Boosting builds an ensemble sequentially. Each new learner focuses on what the current ensemble handles poorly.

Boosting can produce excellent performance, especially on tabular data, but it can overfit if the model is too flexible or trained too long.

AdaBoost

AdaBoost trains weak learners in sequence and increases the weight of examples that were misclassified.

The final model is a weighted vote of weak learners.

AdaBoost is historically important and still useful for understanding the boosting idea, though gradient boosting is more common in modern tabular ML.

Gradient Boosting

Gradient boosting builds an additive model:

$$ F_M(x) = \sum_{m=1}^{M} \eta f_m(x) $$

Each new model fits the negative gradient of the loss with respect to the current prediction.

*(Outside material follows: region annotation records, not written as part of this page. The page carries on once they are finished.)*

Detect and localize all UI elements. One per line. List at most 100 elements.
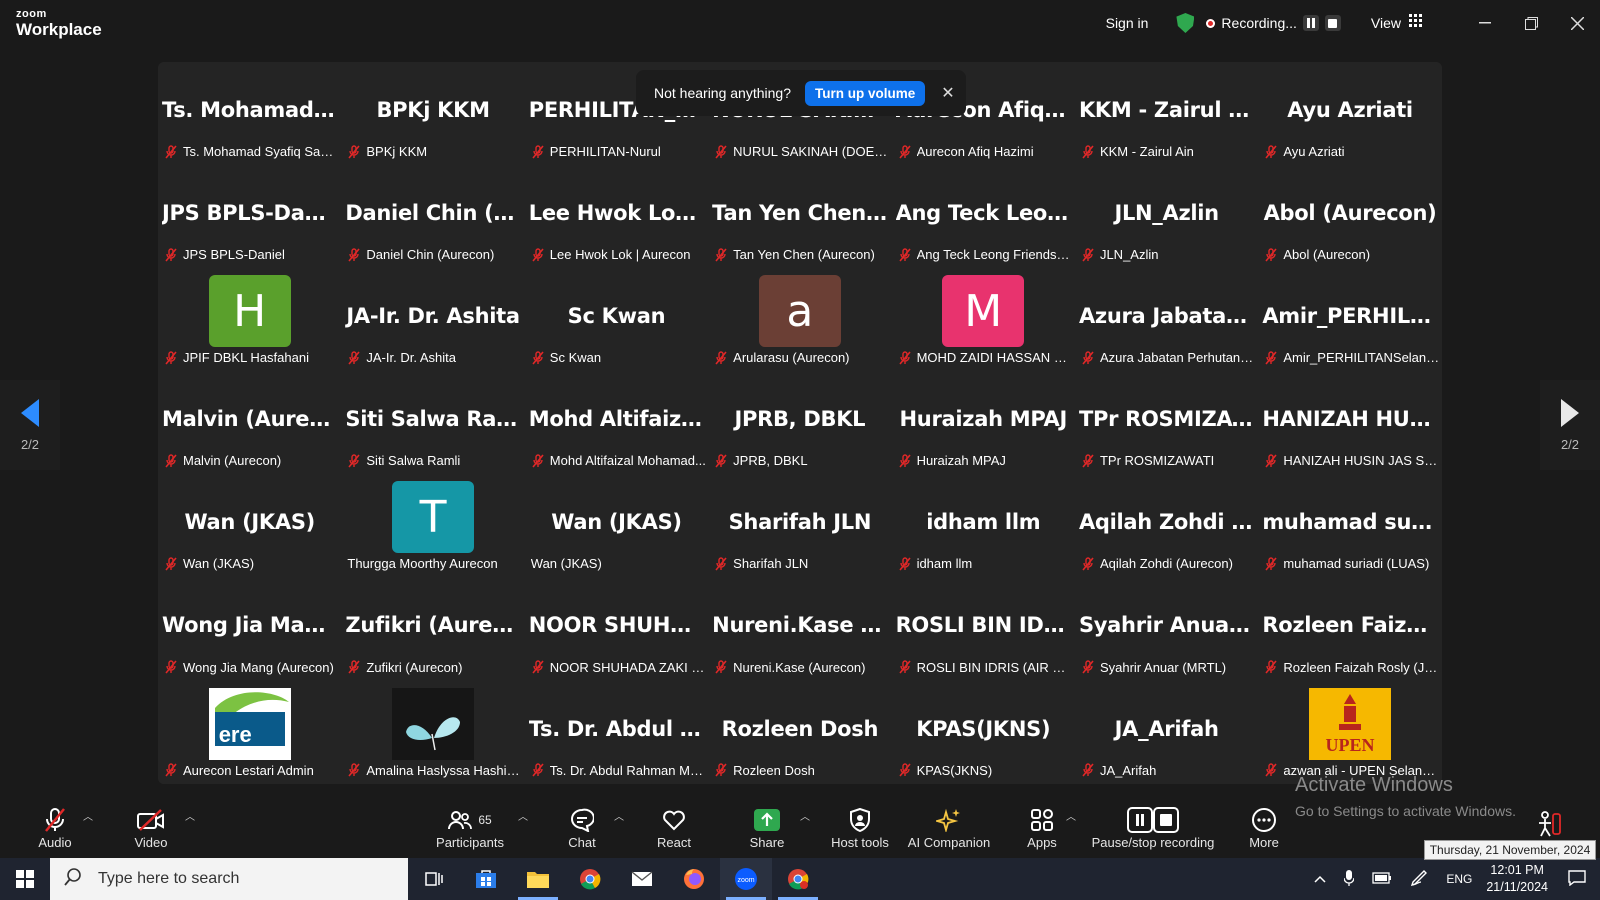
next-page-button[interactable]: 2/2: [1540, 380, 1600, 470]
participant-tile[interactable]: Aqilah Zohdi (A... Aqilah Zohdi (Aurecon): [1074, 474, 1259, 578]
participant-tile[interactable]: Tan Yen Chen (A... Tan Yen Chen (Aurecon): [708, 165, 892, 269]
participant-tile[interactable]: JA_Arifah JA_Arifah: [1074, 680, 1259, 784]
share-button[interactable]: Share: [744, 796, 790, 858]
participant-tile[interactable]: UPEN azwan ali - UPEN Selangor: [1258, 680, 1442, 784]
participant-tile[interactable]: Syahrir Anuar (... Syahrir Anuar (MRTL): [1074, 577, 1259, 681]
participant-tile[interactable]: Ang Teck Leong... Ang Teck Leong Friends …: [891, 165, 1075, 269]
participant-tile[interactable]: JPS BPLS-Daniel JPS BPLS-Daniel: [158, 165, 342, 269]
participant-tile[interactable]: Siti Salwa Ramli Siti Salwa Ramli: [341, 371, 525, 475]
audio-button[interactable]: Audio: [30, 796, 80, 858]
taskbar-search-box[interactable]: Type here to search: [50, 858, 408, 900]
encryption-shield-icon[interactable]: [1176, 13, 1195, 33]
participant-tile[interactable]: idham llm idham llm: [891, 474, 1075, 578]
participant-name: PERHILITAN-Nurul: [549, 144, 661, 160]
mic-muted-icon: [898, 144, 912, 159]
participant-tile[interactable]: Azura Jabatan P... Azura Jabatan Perhutan…: [1074, 268, 1259, 372]
chrome-icon[interactable]: [564, 858, 616, 900]
participant-tile[interactable]: Amalina Haslyssa Hashim...: [341, 680, 525, 784]
participant-tile[interactable]: Nureni.Kase (Au... Nureni.Kase (Aurecon): [708, 577, 892, 681]
restore-icon[interactable]: [1508, 0, 1554, 46]
participant-tile[interactable]: JLN_Azlin JLN_Azlin: [1074, 165, 1259, 269]
hand-figure-icon[interactable]: [1536, 810, 1562, 843]
apps-options-chevron-icon[interactable]: ︿: [1066, 808, 1076, 823]
sign-in-link[interactable]: Sign in: [1106, 15, 1149, 31]
notifications-icon[interactable]: [1568, 869, 1586, 889]
participant-tile[interactable]: Rozleen Dosh Rozleen Dosh: [708, 680, 892, 784]
show-hidden-icons-chevron-icon[interactable]: [1314, 872, 1326, 886]
participant-tile[interactable]: Wan (JKAS) Wan (JKAS): [158, 474, 342, 578]
more-button[interactable]: More: [1242, 796, 1286, 858]
participant-tile[interactable]: Ayu Azriati Ayu Azriati: [1258, 62, 1442, 166]
participant-tile[interactable]: Zufikri (Aurecon) Zufikri (Aurecon): [341, 577, 525, 681]
taskbar-clock[interactable]: 12:01 PM 21/11/2024: [1486, 862, 1548, 896]
firefox-icon[interactable]: [668, 858, 720, 900]
participant-tile[interactable]: T Thurgga Moorthy Aurecon: [341, 474, 525, 578]
turn-up-volume-button[interactable]: Turn up volume: [805, 80, 926, 106]
participant-tile[interactable]: NOOR SHUHAD... NOOR SHUHADA ZAKI (B...: [524, 577, 709, 681]
pause-recording-icon[interactable]: [1302, 15, 1319, 31]
participant-tile[interactable]: Sharifah JLN Sharifah JLN: [708, 474, 892, 578]
participant-name: Sharifah JLN: [733, 556, 809, 572]
participant-tile[interactable]: JA-Ir. Dr. Ashita JA-Ir. Dr. Ashita: [341, 268, 525, 372]
share-options-chevron-icon[interactable]: ︿: [800, 808, 810, 823]
close-icon[interactable]: [1554, 0, 1600, 46]
zoom-taskbar-icon[interactable]: zoom: [720, 858, 772, 900]
microphone-tray-icon[interactable]: [1343, 869, 1355, 889]
apps-button[interactable]: Apps: [1020, 796, 1064, 858]
participant-tile[interactable]: muhamad suria... muhamad suriadi (LUAS): [1258, 474, 1442, 578]
task-view-icon[interactable]: [408, 858, 460, 900]
participant-tile[interactable]: Sc Kwan Sc Kwan: [524, 268, 709, 372]
pause-stop-recording-button[interactable]: Pause/stop recording: [1090, 796, 1216, 858]
participant-tile[interactable]: JPRB, DBKL JPRB, DBKL: [708, 371, 892, 475]
video-options-chevron-icon[interactable]: ︿: [185, 808, 195, 823]
participant-tile[interactable]: H JPIF DBKL Hasfahani: [158, 268, 342, 372]
participant-tile[interactable]: KPAS(JKNS) KPAS(JKNS): [891, 680, 1075, 784]
previous-page-button[interactable]: 2/2: [0, 380, 60, 470]
file-explorer-icon[interactable]: [512, 858, 564, 900]
participant-tile[interactable]: ere Aurecon Lestari Admin: [158, 680, 342, 784]
chat-options-chevron-icon[interactable]: ︿: [614, 808, 624, 823]
chrome-profile-icon[interactable]: [772, 858, 824, 900]
grid-view-icon[interactable]: [1409, 14, 1422, 32]
ai-companion-button[interactable]: AI Companion: [904, 796, 994, 858]
audio-label: Audio: [38, 834, 72, 850]
video-button[interactable]: Video: [126, 796, 176, 858]
participant-tile[interactable]: ROSLI BIN IDRI... ROSLI BIN IDRIS (AIR SE…: [891, 577, 1075, 681]
participant-tile[interactable]: BPKj KKM BPKj KKM: [341, 62, 525, 166]
view-menu[interactable]: View: [1371, 15, 1401, 31]
participant-tile[interactable]: Rozleen Faizah... Rozleen Faizah Rosly (J…: [1258, 577, 1442, 681]
participant-tile[interactable]: TPr ROSMIZAW... TPr ROSMIZAWATI: [1074, 371, 1259, 475]
microsoft-store-icon[interactable]: [460, 858, 512, 900]
participant-tile[interactable]: Lee Hwok Lok |... Lee Hwok Lok | Aurecon: [524, 165, 709, 269]
battery-icon[interactable]: [1372, 871, 1392, 887]
stop-recording-icon[interactable]: [1324, 15, 1341, 31]
windows-start-icon[interactable]: [0, 858, 50, 900]
participant-tile[interactable]: Mohd Altifaizal... Mohd Altifaizal Mohama…: [524, 371, 709, 475]
participant-display-name: NOOR SHUHAD...: [528, 613, 704, 638]
participant-tile[interactable]: HANIZAH HUSI... HANIZAH HUSIN JAS SEL...: [1258, 371, 1442, 475]
chat-button[interactable]: Chat: [560, 796, 604, 858]
participant-tile[interactable]: M MOHD ZAIDI HASSAN @ ...: [891, 268, 1075, 372]
host-tools-button[interactable]: Host tools: [830, 796, 890, 858]
participants-button[interactable]: 65 Participants: [432, 796, 508, 858]
participant-name-label: JPS BPLS-Daniel: [164, 247, 339, 262]
participant-tile[interactable]: KKM - Zairul Ain KKM - Zairul Ain: [1074, 62, 1259, 166]
participant-tile[interactable]: Abol (Aurecon) Abol (Aurecon): [1258, 165, 1442, 269]
toast-close-icon[interactable]: ✕: [941, 83, 954, 103]
audio-options-chevron-icon[interactable]: ︿: [83, 808, 93, 823]
mail-icon[interactable]: [616, 858, 668, 900]
react-button[interactable]: React: [651, 796, 697, 858]
participants-options-chevron-icon[interactable]: ︿: [518, 808, 528, 823]
participant-tile[interactable]: Huraizah MPAJ Huraizah MPAJ: [891, 371, 1075, 475]
participant-tile[interactable]: Malvin (Aurecon) Malvin (Aurecon): [158, 371, 342, 475]
participant-tile[interactable]: Ts. Dr. Abdul Ra... Ts. Dr. Abdul Rahman …: [524, 680, 709, 784]
language-indicator[interactable]: ENG: [1446, 872, 1472, 886]
participant-tile[interactable]: Wong Jia Mang... Wong Jia Mang (Aurecon): [158, 577, 342, 681]
minimize-icon[interactable]: [1462, 0, 1508, 46]
pen-icon[interactable]: [1410, 869, 1428, 890]
participant-tile[interactable]: Ts. Mohamad Sy... Ts. Mohamad Syafiq Sam.…: [158, 62, 342, 166]
participant-tile[interactable]: Amir_PERHILIT... Amir_PERHILITANSelangor: [1258, 268, 1442, 372]
participant-tile[interactable]: a Arularasu (Aurecon): [708, 268, 892, 372]
participant-tile[interactable]: Wan (JKAS) Wan (JKAS): [524, 474, 709, 578]
participant-tile[interactable]: Daniel Chin (Au... Daniel Chin (Aurecon): [341, 165, 525, 269]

For squared error, this is similar to fitting residuals.

The learning rate $\eta$ controls how much each new learner contributes.

Tree-Based Boosting

Most practical boosting uses shallow decision trees as base learners.

Popular libraries:

XGBoost.
LightGBM.
CatBoost.
scikit-learn gradient boosting.

They add engineering improvements such as regularization, efficient split finding, missing-value handling, categorical support, and parallelization.

Key Hyperparameters

Important settings:

Number of trees.
Learning rate.
Maximum depth.
Minimum child weight or samples per leaf.
Subsampling rows.
Subsampling columns.
L1 or L2 regularization.
Early stopping.

Learning rate and number of trees interact. A smaller learning rate usually needs more trees.

Why Boosting Works

Boosting is strong because it gradually corrects errors. Early trees learn broad patterns. Later trees refine difficult cases.

This makes boosting powerful, but also risky. If allowed to chase noise, it can overfit.

Practical Warnings

Watch for:

Leakage in validation.
Overfitting after too many trees.
Bad calibration.
Poor performance on rare slices.
Slow inference with too many trees.
Hyperparameter search overfitting.

Use early stopping with a validation set:

model.fit(
    x_train,
    y_train,
    eval_set=[(x_valid, y_valid)],
)

Exact syntax depends on the library.

Closing

Boosting is one of the most reliable tools for structured data. Treat it as a strong baseline, tune it carefully, and validate against both aggregate and slice metrics.